Exports post all-time high for January
ANKARA
Türkiye’s exports hit an all-time high for January with a 10.4 percent annual jump to $19.4 billion, Trade Minister Mehmet Muş said on Feb. 2.
Imports spiked to $33.7 billion - up 21.2 percent - last month due to surging energy and commodity prices, the minister said at a news conference in Ankara.
“Despite the ongoing uncertain outlook in the global economy in 2023, we are working hard to further our export success,” Muş said.
The weak demand in the European economies creates a significant risk to our exports, Muş said. “We are working to ensure that Türkiye is the first choice in the supply of goods and services for the Middle East and Gulf countries, whose incomes, and therefore demands, are rising due to rising energy prices.”
The country’s energy imports amounted to $9 billion in January, Muş said, leaping 238 percent from a year earlier.
Türkiye’s trade deficit jumped to $14.3 billion in January, mainly due to energy imports and commodity prices.
Türkiye will increase its efforts to produce more gold in order to reduce imports, President Recep Tayyip Erdoğan said on Jan. 27, informing that the new gold mine inaugurated in western Anatolia will gradually generate 6.5 tons of gold annually.

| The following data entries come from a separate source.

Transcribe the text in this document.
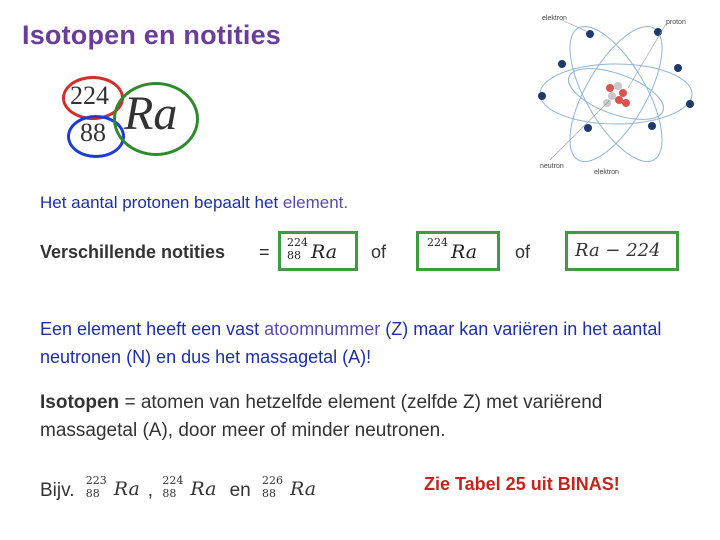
Isotopen en notities
224
88 Ra
elektron
proton
neutron
elektron
Het aantal protonen bepaalt het element.
Verschillende notities = 224
88 Ra of	224 Ra of Ra − 224
Een element heeft een vast atoomnummer (Z) maar kan variëren in het aantal neutronen (N) en dus het massagetal (A)!
Isotopen = atomen van hetzelfde element (zelfde Z) met variërend massagetal (A), door meer of minder neutronen.
Bijv. 223
88 Ra , 224
88 Ra en 226
88 Ra	Zie Tabel 25 uit BINAS!
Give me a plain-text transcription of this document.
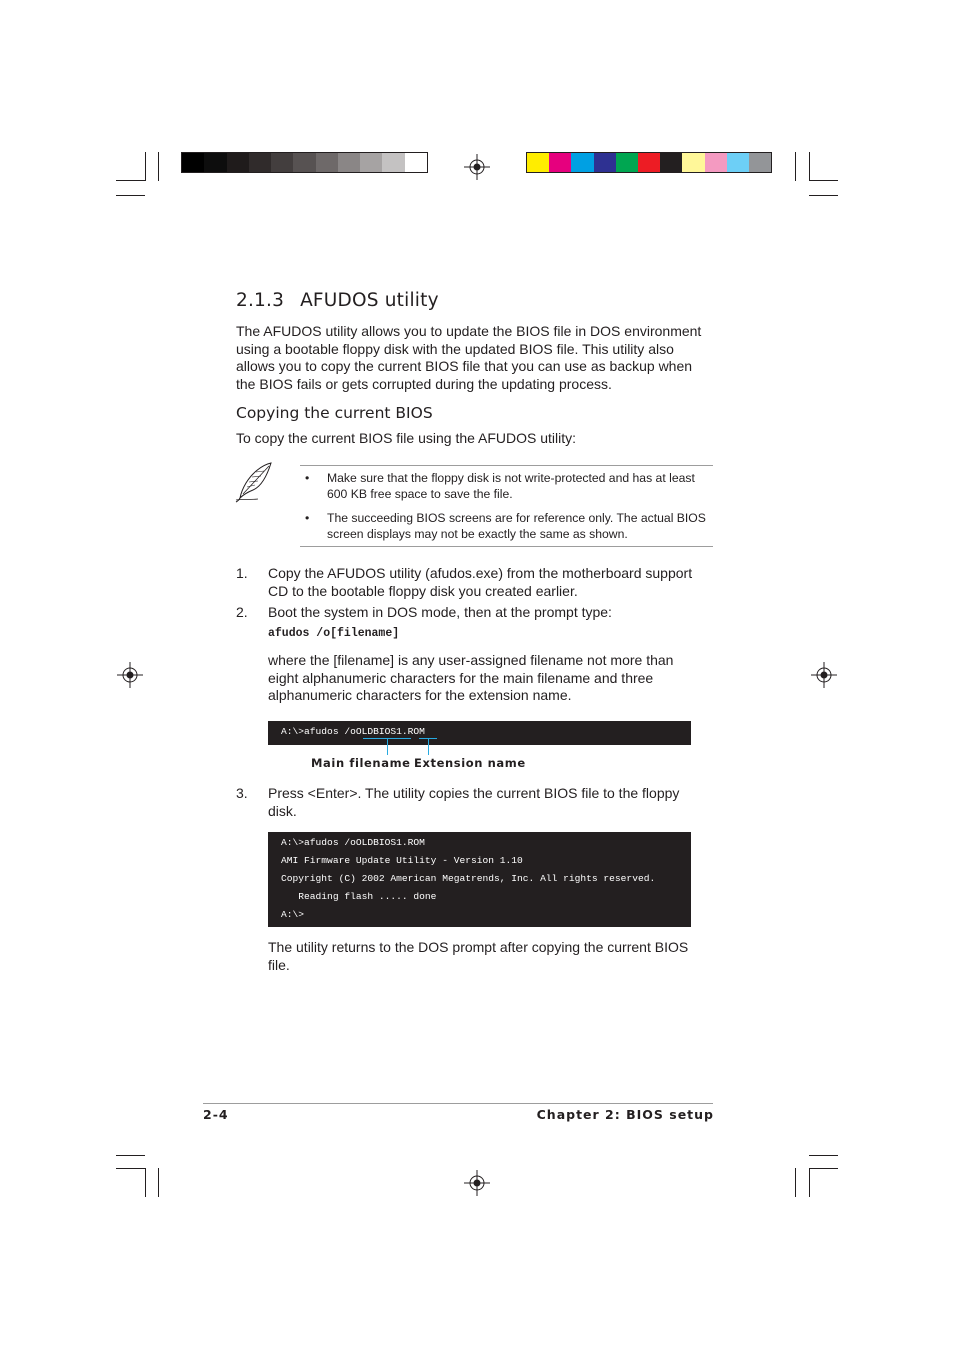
2.1.3 AFUDOS utility
The AFUDOS utility allows you to update the BIOS file in DOS environment using a bootable floppy disk with the updated BIOS file. This utility also allows you to copy the current BIOS file that you can use as backup when the BIOS fails or gets corrupted during the updating process.
Copying the current BIOS
To copy the current BIOS file using the AFUDOS utility:
• Make sure that the floppy disk is not write-protected and has at least 600 KB free space to save the file.
• The succeeding BIOS screens are for reference only. The actual BIOS screen displays may not be exactly the same as shown.
1. Copy the AFUDOS utility (afudos.exe) from the motherboard support CD to the bootable floppy disk you created earlier.
2. Boot the system in DOS mode, then at the prompt type:
afudos /o[filename]
where the [filename] is any user-assigned filename not more than eight alphanumeric characters for the main filename and three alphanumeric characters for the extension name.
A:\>afudos /oOLDBIOS1.ROM
Main filename Extension name
3. Press <Enter>. The utility copies the current BIOS file to the floppy disk.
A:\>afudos /oOLDBIOS1.ROM
AMI Firmware Update Utility - Version 1.10
Copyright (C) 2002 American Megatrends, Inc. All rights reserved.
Reading flash ..... done
A:\>
The utility returns to the DOS prompt after copying the current BIOS file.
2-4	Chapter 2: BIOS setup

Gold, along with oil, is the commodity Türkiye is mostly importing, the president said, also vowing to reduce the country’s dependence on foreign sources by benefiting more from the national reserves.
“For many years, Türkiye could not benefit from its potential in the field of precious metal. Türkiye has been subject to a significant number of plots [to hinder its precious metal sector] in the pretext of environmentalism,” the president said, adding they never allowed these blockages to prevent from developing the sector.